Coming into Tuesday's second-quarter earnings report, RPX investors didn't have high hopes for the company, looking for year-over-year drops in both earnings and revenue. RPX wasn't able to boost its top line, but surprising strength on the net income front offered hope for the future despite some mixed moves on guidance for the remainder of the year. Let's look more closely at RPX to see how it did and what's ahead for the company going forward.

Graph of patents in litigation versus patents before the Patent Appeal Board.

Patent litigation is a major problem. Image source: RPX.

RPX looks for focus

RPX's second-quarter results were mixed. Revenue dropped 3% to $80.4 million, which was slightly worse than the 2% sales decline that most of those following the stock were looking to see. However, adjusted net income climbed by 1% to $9.2 million, and the resulting $0.18 per share in earnings compared quite favorably to the consensus forecast among investors for $0.13 per share.

Taking a closer look at RPX's results, the company saw both sides of its business struggle for growth. The patent risk management services segment suffered about a 3% drop in revenue, making up about three-quarters of everything that RPX brought in during the quarter.
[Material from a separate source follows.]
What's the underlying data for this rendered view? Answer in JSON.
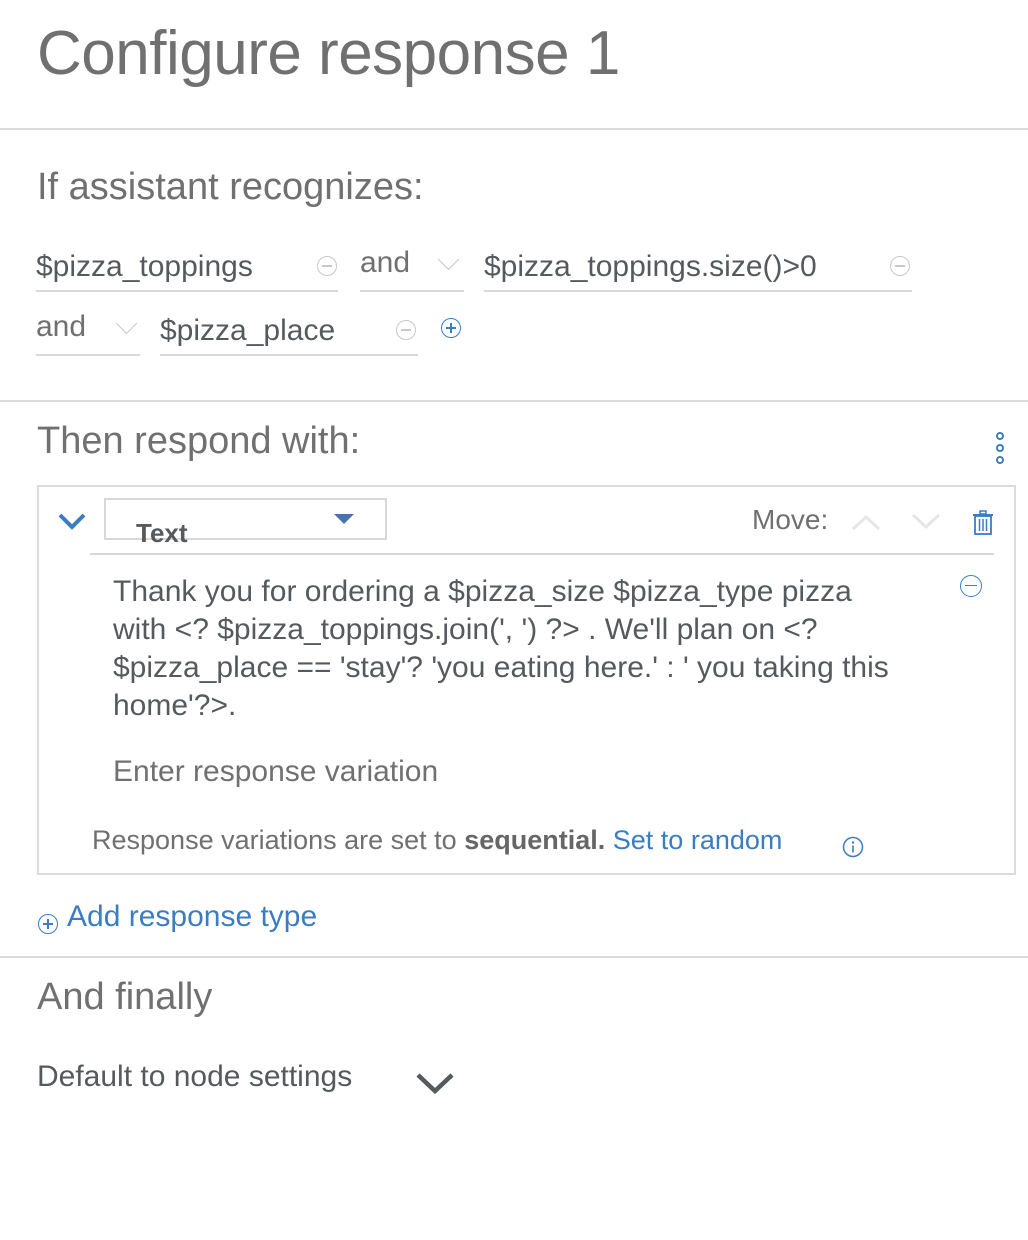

Discovery revenue also had its first year-over-year comparison, and as some feared last quarter, it too posted a roughly 3% decline from year-ago levels.

RPX also kept working to boost the size of its patent protection business, but its spending on new patent-related transactions fell sharply. The company posted nine patent transactions involving $10.5 million, with counts down by more than half and the total spent declining by nearly two-thirds.
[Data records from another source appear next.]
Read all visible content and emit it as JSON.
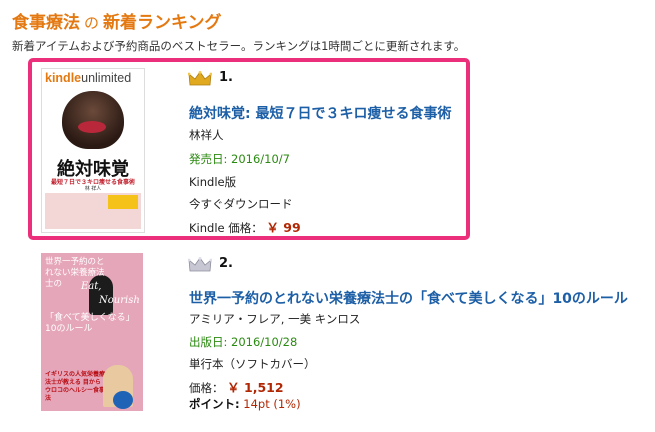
{
  "header": {
    "title_main": "食事療法",
    "title_mid": "の",
    "title_tail": "新着ランキング",
    "subtitle": "新着アイテムおよび予約商品のベストセラー。ランキングは1時間ごとに更新されます。"
  },
  "items": [
    {
      "rank": "1.",
      "title": "絶対味覚: 最短７日で３キロ痩せる食事術",
      "author": "林祥人",
      "date": "発売日: 2016/10/7",
      "format": "Kindle版",
      "availability": "今すぐダウンロード",
      "price_label": "Kindle 価格：",
      "price": "￥ 99",
      "cover": {
        "brand_1": "kindle",
        "brand_2": "unlimited",
        "main": "絶対味覚",
        "sub": "最短７日で３キロ痩せる食事術",
        "author": "林 祥人"
      }
    },
    {
      "rank": "2.",
      "title": "世界一予約のとれない栄養療法士の「食べて美しくなる」10のルール",
      "author": "アミリア・フレア, 一美 キンロス",
      "date": "出版日: 2016/10/28",
      "format": "単行本（ソフトカバー）",
      "price_label": "価格：",
      "price": "￥ 1,512",
      "points_label": "ポイント:",
      "points_value": "14pt (1%)",
      "cover": {
        "top": "世界一予約のとれない栄養療法士の",
        "eat": "Eat,",
        "nourish": "Nourish",
        "main": "「食べて美しくなる」10のルール",
        "red": "イギリスの人気栄養療法士が教える 目からウロコのヘルシー食事法"
      }
    }
  ],
  "colors": {
    "accent": "#e47911",
    "link": "#1d5fa6",
    "price": "#b12704",
    "date1": "#2b8a11",
    "highlight": "#ec2f7b"
  }
}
CEO Marty Roberts was pleased with the way that RPX outperformed on the bottom line. "We are pleased that our increased operational focus is already showing positive results," Roberts said, "allowing us to exceed our adjusted EBITDA target on in-line revenues." The CEO also pointed to efforts to promote further growth.
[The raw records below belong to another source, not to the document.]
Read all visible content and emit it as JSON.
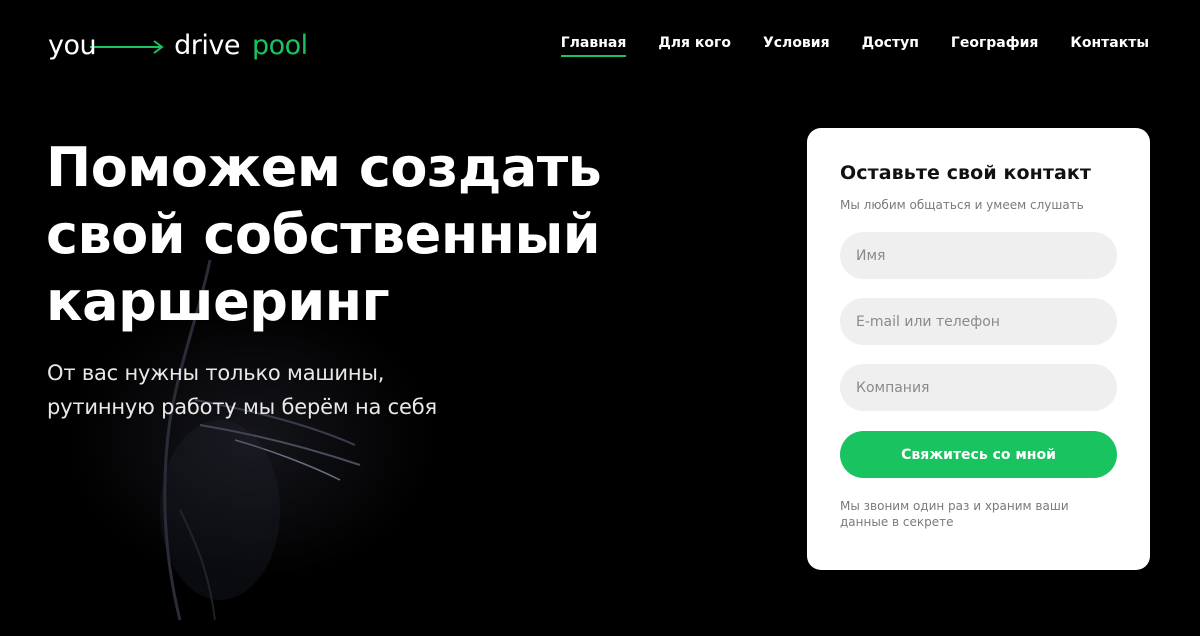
{
  "header": {
    "logo": {
      "part1": "you",
      "part2": "drive",
      "part3": "pool"
    },
    "nav": [
      {
        "label": "Главная",
        "active": true
      },
      {
        "label": "Для кого",
        "active": false
      },
      {
        "label": "Условия",
        "active": false
      },
      {
        "label": "Доступ",
        "active": false
      },
      {
        "label": "География",
        "active": false
      },
      {
        "label": "Контакты",
        "active": false
      }
    ]
  },
  "hero": {
    "title_lines": [
      "Поможем создать",
      "свой собственный",
      "каршеринг"
    ],
    "subtitle_lines": [
      "От вас нужны только машины,",
      "рутинную работу мы берём на себя"
    ]
  },
  "form": {
    "title": "Оставьте свой контакт",
    "subtitle": "Мы любим общаться и умеем слушать",
    "name_placeholder": "Имя",
    "contact_placeholder": "E-mail или телефон",
    "company_placeholder": "Компания",
    "submit_label": "Свяжитесь со мной",
    "note": "Мы звоним один раз и храним ваши данные в секрете"
  },
  "colors": {
    "background": "#000000",
    "accent": "#19c35f",
    "card": "#ffffff",
    "field": "#efefef"
  }
}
Can RPX return to fast-growth mode?

In particular, RPX thinks that it can build out the scope of what it does for its clients in order to tap into demand. In Roberts' words, "We continue to develop strategic initiatives and opportunities to expand our service offering."

RPX's guidance for the third quarter wasn't encouraging. The company expects revenue of between $81 million to $84 million, and adjusted net income of $7 million to $9 million implies earnings of roughly $0.14 to $0.18 per share. The consensus forecast was for sales of $83 million, but investors had wanted to see $0.20 per share in earnings.

RPX also narrowed some of its ranges for its 2017 full-year guidance. Total sales of between $319 million and $339 million pulled in both the top and bottom edges of the range by nearly the same amount, and new predictions for adjusted income of $32 million to $38 million works out to $0.64 to $0.76 per share. The new earnings range aims toward the lower end of the previous wider range.

Further leadership changes are also coming for RPX. The discovery subsidiary's CEO, Trevor Campion, left the company effective Aug. 1, with Paul Mankoo moving up to take the CEO role. The move wasn't controversial, but it does mark yet another shift within upper management within the RPX network of companies.

RPX investors didn't have an immediate reaction to the news, with the stock remaining unchanged in after-hours trading following the announcement. Investors will have to wait to see what strategic direction RPX comes up with so it can get its revenue moving back in the right direction again.